Every step of the derivation produces three things in sequence: an act, a condition, and a structure. This triad is not an imposed organizational scheme — it is what determination looks like when a relational system resolves its own incompleteness.
- Act: something that must be done. The dynamic moment. Including, Relating, Sustaining, Bounding, Folding, Differentiating, Inter-unit relating / Field-integrating.
- Condition: what holds when the act is sustained. The relational moment. Inclusion, Relation, Self-coherence, Distinction, Self-relation, Co-presence, Mutual relation / Field coherence.
- Structure: the minimal configuration stabilizing the condition. The formal moment. Coherence, Relational form, Closure, Boundary, Reflexive form, Tension, Mutual form / Field form.
The triad organizes the first seven steps explicitly. At each step, the structure’s gap induces the next act.

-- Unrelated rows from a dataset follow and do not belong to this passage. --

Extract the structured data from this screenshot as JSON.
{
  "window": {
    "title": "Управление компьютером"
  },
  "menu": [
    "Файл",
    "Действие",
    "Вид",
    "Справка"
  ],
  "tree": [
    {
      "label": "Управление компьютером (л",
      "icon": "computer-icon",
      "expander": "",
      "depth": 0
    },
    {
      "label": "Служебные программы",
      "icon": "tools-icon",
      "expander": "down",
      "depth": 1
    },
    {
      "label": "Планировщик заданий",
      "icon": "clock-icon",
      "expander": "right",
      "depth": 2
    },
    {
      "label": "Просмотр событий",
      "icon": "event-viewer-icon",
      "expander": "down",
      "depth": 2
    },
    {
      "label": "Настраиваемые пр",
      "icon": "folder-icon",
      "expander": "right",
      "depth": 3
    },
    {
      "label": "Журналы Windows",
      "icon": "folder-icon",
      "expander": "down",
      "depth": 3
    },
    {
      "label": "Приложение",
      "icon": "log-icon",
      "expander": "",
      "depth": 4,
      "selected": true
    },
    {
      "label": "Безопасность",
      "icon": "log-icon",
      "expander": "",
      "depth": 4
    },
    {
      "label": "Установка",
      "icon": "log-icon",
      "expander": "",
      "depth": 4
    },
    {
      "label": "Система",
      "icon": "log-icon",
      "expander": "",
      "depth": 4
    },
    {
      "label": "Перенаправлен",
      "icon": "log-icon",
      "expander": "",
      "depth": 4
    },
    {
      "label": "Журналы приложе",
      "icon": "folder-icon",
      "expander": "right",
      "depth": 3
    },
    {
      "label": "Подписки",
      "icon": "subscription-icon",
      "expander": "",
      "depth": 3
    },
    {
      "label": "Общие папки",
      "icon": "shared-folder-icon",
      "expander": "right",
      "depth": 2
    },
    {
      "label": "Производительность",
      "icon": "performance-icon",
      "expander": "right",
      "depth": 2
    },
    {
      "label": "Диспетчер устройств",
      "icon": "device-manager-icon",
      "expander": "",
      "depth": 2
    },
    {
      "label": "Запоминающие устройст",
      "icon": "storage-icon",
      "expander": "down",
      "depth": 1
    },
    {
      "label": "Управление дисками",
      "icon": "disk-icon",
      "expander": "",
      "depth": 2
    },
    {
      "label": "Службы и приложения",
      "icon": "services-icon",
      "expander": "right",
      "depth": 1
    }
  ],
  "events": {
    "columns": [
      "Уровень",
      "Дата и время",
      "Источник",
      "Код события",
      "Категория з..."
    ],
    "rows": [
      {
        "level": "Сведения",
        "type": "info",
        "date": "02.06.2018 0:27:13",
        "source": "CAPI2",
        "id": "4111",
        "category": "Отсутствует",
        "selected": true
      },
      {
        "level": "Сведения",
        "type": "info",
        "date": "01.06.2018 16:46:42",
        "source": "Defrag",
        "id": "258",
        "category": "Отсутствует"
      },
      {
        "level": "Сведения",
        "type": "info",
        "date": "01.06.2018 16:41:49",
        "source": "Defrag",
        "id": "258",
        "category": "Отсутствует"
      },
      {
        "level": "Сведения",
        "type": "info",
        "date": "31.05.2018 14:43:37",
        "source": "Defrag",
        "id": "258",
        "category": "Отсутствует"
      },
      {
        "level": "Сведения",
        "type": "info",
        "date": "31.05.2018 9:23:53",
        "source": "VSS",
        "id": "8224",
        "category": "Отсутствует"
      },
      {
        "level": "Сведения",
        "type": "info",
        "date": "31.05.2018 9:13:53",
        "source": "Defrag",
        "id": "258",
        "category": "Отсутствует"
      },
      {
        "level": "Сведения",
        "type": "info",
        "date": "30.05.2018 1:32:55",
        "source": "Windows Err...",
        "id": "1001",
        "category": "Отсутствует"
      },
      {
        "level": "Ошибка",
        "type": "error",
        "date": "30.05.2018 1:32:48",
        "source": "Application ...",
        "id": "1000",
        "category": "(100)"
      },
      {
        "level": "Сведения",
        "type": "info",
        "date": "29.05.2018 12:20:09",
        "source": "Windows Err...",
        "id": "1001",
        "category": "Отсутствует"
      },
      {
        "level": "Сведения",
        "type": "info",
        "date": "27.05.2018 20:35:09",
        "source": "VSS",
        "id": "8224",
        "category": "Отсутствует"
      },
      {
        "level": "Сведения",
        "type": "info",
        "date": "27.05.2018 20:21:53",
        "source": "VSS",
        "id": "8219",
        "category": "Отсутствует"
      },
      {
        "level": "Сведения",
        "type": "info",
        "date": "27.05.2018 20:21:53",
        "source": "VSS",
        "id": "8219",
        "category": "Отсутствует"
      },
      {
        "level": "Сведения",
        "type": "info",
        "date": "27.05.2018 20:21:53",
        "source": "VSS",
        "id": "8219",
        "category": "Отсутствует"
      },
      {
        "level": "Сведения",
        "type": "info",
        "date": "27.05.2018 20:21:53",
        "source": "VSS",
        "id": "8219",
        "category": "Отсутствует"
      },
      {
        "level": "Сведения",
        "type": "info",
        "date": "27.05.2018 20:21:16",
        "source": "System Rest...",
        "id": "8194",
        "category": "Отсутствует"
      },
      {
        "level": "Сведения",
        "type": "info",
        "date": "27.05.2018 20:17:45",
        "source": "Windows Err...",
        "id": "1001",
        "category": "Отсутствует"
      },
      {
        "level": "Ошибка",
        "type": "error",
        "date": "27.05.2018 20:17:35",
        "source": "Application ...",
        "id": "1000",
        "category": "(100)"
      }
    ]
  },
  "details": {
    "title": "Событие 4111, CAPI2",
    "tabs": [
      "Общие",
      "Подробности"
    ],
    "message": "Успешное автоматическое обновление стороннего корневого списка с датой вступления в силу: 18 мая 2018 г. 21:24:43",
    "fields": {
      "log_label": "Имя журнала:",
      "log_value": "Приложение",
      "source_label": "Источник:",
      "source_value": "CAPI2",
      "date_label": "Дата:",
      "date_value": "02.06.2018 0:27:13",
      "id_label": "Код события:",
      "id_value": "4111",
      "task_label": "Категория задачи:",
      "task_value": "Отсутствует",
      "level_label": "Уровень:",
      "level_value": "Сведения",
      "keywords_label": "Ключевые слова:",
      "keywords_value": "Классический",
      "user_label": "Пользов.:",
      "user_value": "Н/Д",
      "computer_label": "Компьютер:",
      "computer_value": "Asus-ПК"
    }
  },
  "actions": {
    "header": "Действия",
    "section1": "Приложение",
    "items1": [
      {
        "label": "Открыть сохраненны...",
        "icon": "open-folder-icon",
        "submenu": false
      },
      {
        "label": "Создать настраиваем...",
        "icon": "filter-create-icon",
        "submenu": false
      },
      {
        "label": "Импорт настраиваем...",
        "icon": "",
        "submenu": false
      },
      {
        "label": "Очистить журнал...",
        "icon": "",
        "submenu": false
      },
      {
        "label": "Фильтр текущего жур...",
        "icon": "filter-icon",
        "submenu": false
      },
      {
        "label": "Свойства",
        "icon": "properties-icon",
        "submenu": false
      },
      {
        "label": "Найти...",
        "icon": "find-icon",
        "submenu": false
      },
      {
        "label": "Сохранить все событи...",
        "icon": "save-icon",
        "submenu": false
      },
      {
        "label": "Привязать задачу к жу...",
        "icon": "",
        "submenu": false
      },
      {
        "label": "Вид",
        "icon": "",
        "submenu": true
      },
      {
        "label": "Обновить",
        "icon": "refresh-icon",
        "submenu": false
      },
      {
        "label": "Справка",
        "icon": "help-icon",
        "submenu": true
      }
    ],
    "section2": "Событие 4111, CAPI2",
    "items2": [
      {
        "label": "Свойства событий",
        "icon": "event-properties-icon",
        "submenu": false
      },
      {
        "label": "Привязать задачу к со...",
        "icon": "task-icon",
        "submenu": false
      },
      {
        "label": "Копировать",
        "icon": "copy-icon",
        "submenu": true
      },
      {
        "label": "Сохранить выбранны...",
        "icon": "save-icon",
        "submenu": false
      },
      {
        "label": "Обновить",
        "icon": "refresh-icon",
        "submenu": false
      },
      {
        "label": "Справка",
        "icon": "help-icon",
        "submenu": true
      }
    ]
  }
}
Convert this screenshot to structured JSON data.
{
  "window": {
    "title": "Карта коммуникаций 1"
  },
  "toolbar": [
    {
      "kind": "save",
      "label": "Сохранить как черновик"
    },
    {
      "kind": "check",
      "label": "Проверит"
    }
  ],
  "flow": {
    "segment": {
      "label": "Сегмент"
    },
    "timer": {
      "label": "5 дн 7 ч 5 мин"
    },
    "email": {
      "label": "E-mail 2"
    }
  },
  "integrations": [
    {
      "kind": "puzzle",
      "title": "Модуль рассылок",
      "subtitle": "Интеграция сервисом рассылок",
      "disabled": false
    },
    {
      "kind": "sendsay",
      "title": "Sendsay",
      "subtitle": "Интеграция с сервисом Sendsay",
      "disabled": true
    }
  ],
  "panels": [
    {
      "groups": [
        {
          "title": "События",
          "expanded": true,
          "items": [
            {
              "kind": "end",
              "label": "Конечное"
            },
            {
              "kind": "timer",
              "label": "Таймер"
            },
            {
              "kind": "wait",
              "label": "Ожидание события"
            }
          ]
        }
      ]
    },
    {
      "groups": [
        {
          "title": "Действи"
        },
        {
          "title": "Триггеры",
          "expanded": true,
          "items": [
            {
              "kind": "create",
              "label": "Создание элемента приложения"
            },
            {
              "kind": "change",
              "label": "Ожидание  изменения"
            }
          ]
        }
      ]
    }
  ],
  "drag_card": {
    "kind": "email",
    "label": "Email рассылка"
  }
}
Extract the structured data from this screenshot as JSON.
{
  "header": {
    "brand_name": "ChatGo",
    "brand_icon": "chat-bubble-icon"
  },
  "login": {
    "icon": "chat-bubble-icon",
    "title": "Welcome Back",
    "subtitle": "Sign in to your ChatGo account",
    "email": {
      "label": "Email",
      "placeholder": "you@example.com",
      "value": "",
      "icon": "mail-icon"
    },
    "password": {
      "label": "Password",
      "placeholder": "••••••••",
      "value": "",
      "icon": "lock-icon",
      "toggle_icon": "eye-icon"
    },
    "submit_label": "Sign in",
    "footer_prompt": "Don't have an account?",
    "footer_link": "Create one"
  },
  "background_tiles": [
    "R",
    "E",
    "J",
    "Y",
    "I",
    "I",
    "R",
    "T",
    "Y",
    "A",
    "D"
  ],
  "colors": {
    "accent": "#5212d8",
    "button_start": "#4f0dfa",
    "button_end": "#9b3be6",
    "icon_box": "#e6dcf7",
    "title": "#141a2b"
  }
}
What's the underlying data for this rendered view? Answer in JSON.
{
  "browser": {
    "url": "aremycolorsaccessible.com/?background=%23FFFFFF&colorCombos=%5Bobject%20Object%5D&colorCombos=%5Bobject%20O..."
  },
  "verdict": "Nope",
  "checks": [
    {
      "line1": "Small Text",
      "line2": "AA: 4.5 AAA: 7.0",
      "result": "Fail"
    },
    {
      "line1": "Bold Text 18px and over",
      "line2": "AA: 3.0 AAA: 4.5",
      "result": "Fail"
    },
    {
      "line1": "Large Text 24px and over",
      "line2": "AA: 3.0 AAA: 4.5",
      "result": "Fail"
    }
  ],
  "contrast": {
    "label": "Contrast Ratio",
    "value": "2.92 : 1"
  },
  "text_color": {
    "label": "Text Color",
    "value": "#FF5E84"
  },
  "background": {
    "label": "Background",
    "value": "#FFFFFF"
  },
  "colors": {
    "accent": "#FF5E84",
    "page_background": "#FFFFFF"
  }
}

The triad recurs at higher levels too — steps 8—9 recapitulate the unit’s boundary-and-folding at the field level, and steps 10—18 produce progressively more complex triadic patterns (syntax/observation/logic, stability/dynamics/geometry, profiles/physics/closure).
The triad also classifies the 69 canonical terms. Every term is either an act, a condition, a structure, or a property that arises from one of these. The derived-in metadata on each term records which step produces it; the triad tells you what role it plays within that step.
The triad corresponds mathematically to:
- Act → morphism (a map between structures)
- Condition → object (something that exists in the category)
- Structure → fixed point (a self-maintaining configuration)
This is the inductive engine of the derivation: each structure’s incompleteness induces the next act, each act sustains a condition, each condition stabilizes into a structure, and the cycle continues until the structure reproduces itself (grand closure).